According to the criminal complaint, Volar paid for an Uber to bring Kizer from Milwaukee to his home in Kenosha in June 2018. The house caught fire that night. Police discovered Volar's body slumped in a chair in the house. He had been shot and his BMW was missing.
Kizer told detectives that she got a gun to protect herself. She said she was tired of Volar touching her and shot him because a tote blocked the door and she was afraid she couldn't leave, the complaint said. Asked about the fire, Kizer said she watched the television show “Criminal Minds” and decided to start the fire. She told detectives she jumped out a window and drove off in the BMW.
Prosecutors charged her with first-degree intentional homicide, arson, car theft and illegal possession of a firearm. She would face a mandatory life sentence if convicted on the homicide count.
Kizer spent two years in jail before she was released in June 2020 after community groups raised her $400,000 bail.
Her attorneys planned to invoke the sex trafficking immunity law at trial but Kenosha County Circuit Judge David Wilk refused to allow it, finding immunity extends only to trafficking-related charges, such as restraining someone, extortion, sex acts or slave labor.
Kizer's attorney, public defender Katie York, persuaded a state appellate court to overturn Wilk's ruling this past June. That court found that immunity applies to any offense that is a direct result of being trafficked.
The state Department of Justice appealed to the state Supreme Court. Assistant Attorney General Timothy Barber argued in briefs that the shooting wasn't a direct result of trafficking because it was premeditated. The day before Volar was killed Kizer texted a friend saying “I'm going to get a BMW” and told her boyfriend she intended to shoot Volar, the prosecutor argued. Kizer's argument that she shot Volar to escape a sexual assault holds no water since she shot him while he was sitting in a chair, Barber added.
“Kizer is asking this Court to interpret (the immunity law) in a manner that creates a broader defense based on trafficking status than someone could assert in any other self-defense context,” Barber wrote.
York declined to comment for this story. But she argued in briefs that Wilk's interpretation of the immunity statutes undermines the purpose of the law and Kizer should be allowed to make her case at trial.

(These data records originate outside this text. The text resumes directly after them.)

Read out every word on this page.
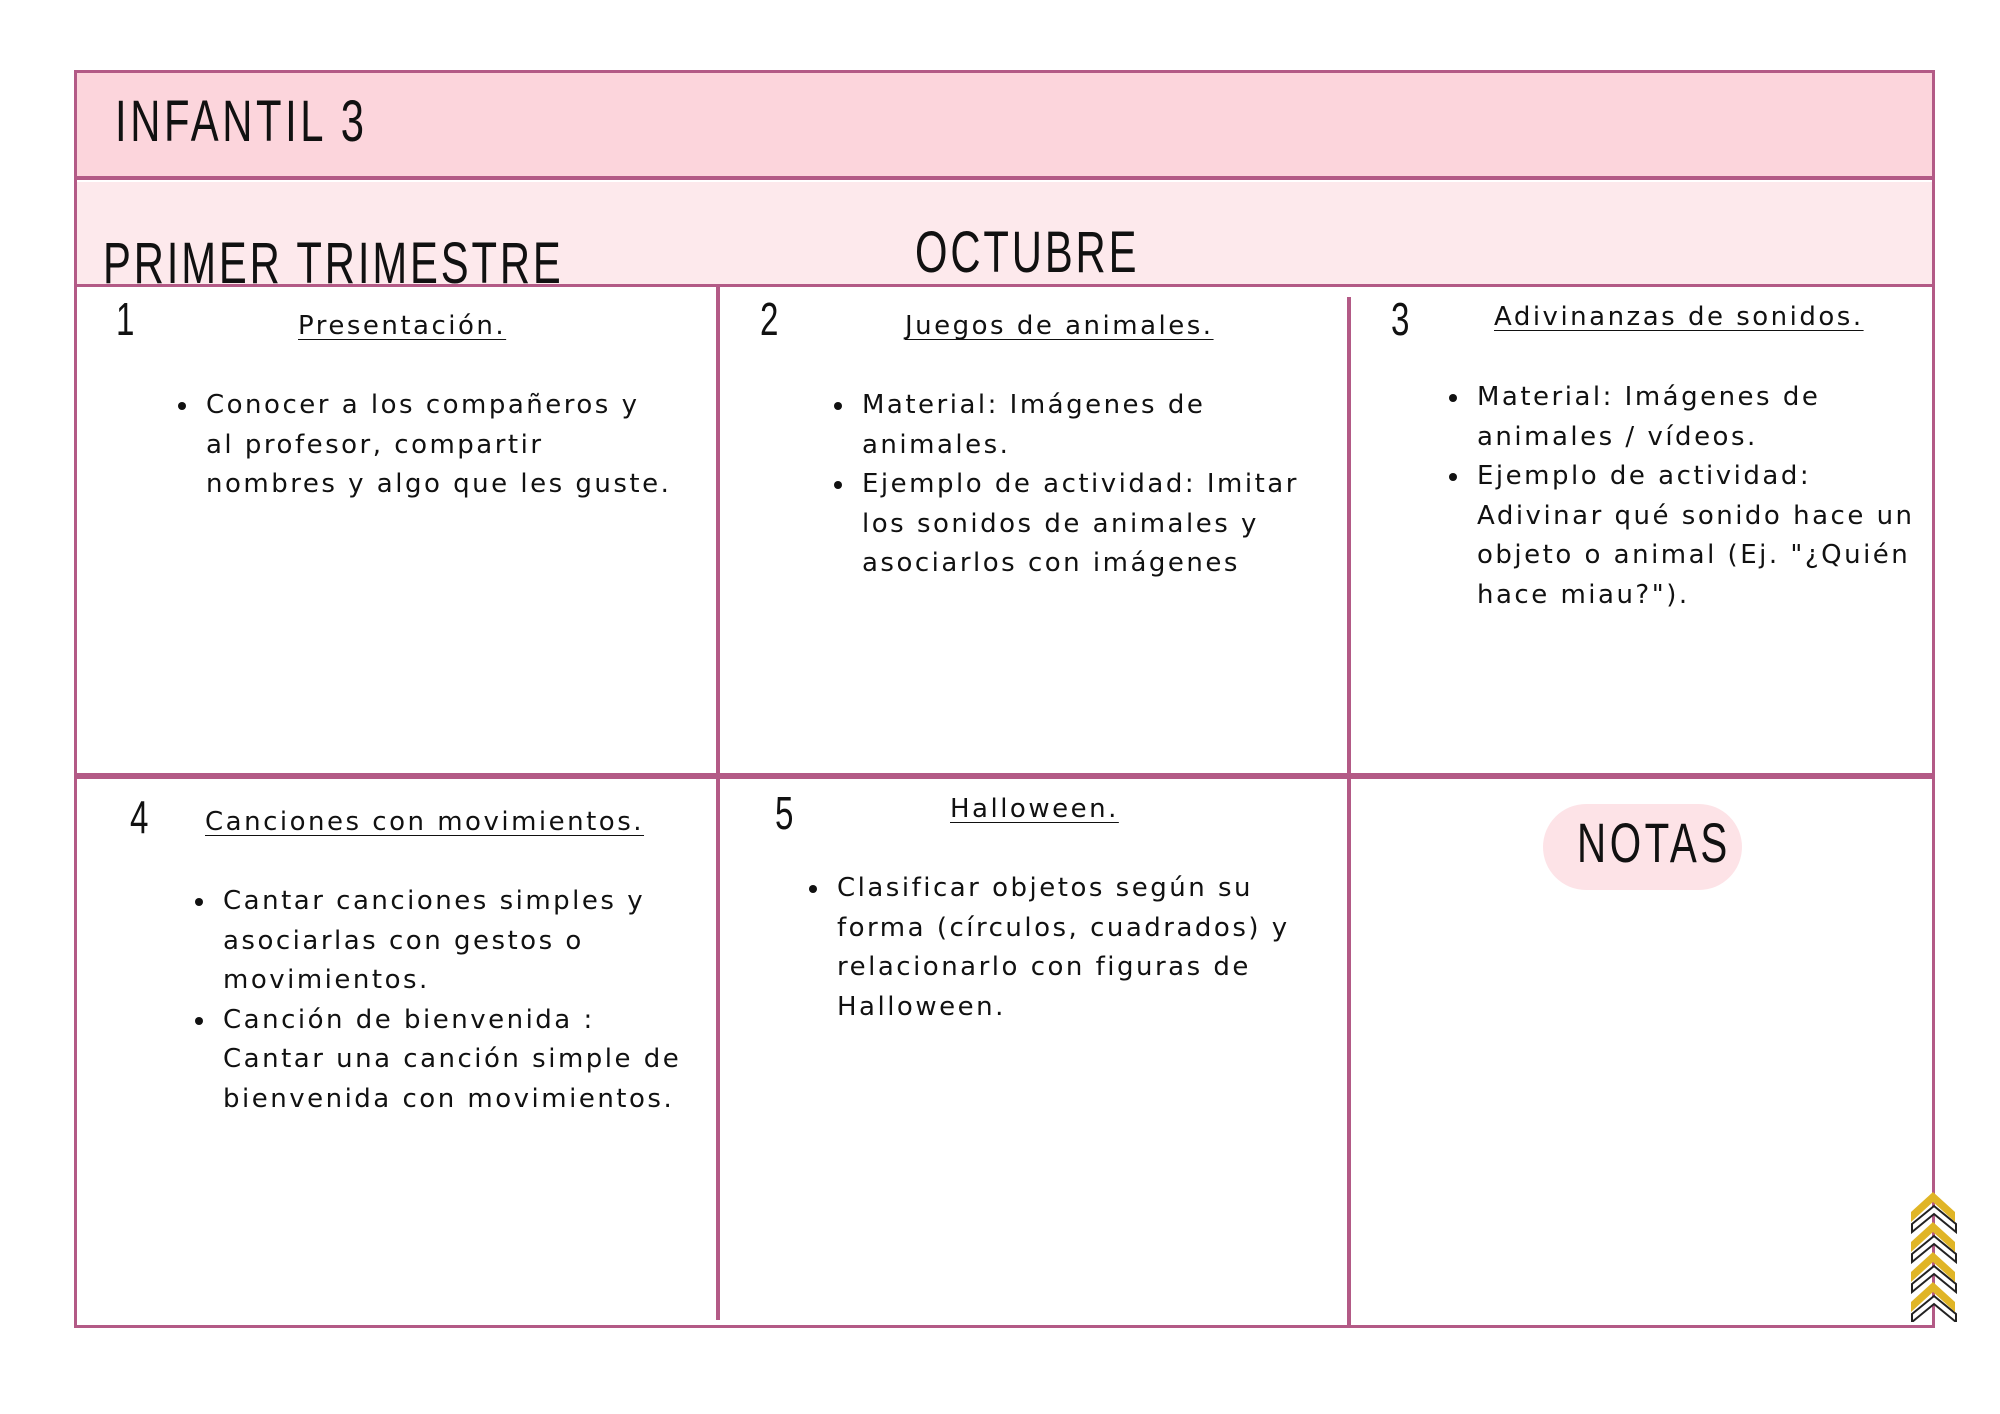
INFANTIL 3
PRIMER TRIMESTRE	OCTUBRE
1	Presentación.
• Conocer a los compañeros y al profesor, compartir nombres y algo que les guste.
2	Juegos de animales.
• Material: Imágenes de animales.
• Ejemplo de actividad: Imitar los sonidos de animales y asociarlos con imágenes
3	Adivinanzas de sonidos.
• Material: Imágenes de animales / vídeos.
• Ejemplo de actividad: Adivinar qué sonido hace un objeto o animal (Ej. "¿Quién hace miau?").
4 Canciones con movimientos.
• Cantar canciones simples y asociarlas con gestos o movimientos.
• Canción de bienvenida : Cantar una canción simple de bienvenida con movimientos.
5	Halloween.
• Clasificar objetos según su forma (círculos, cuadrados) y relacionarlo con figuras de Halloween.
NOTAS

Kate Mogulescu, an associate professor of clinical law at Brooklyn Law School who specializes in sex trafficking laws and consulted with one of the parties that filed briefs supporting Kizer, said in a telephone interview that it should be an easy call for the Supreme Court to let a jury consider the context surrounding Volar's death.
“Somehow when it's a trafficking victim that's trying to provide additional information and context to what happened in their case, that shouldn't be allowed? That doesn't make any sense," Mogulescu said.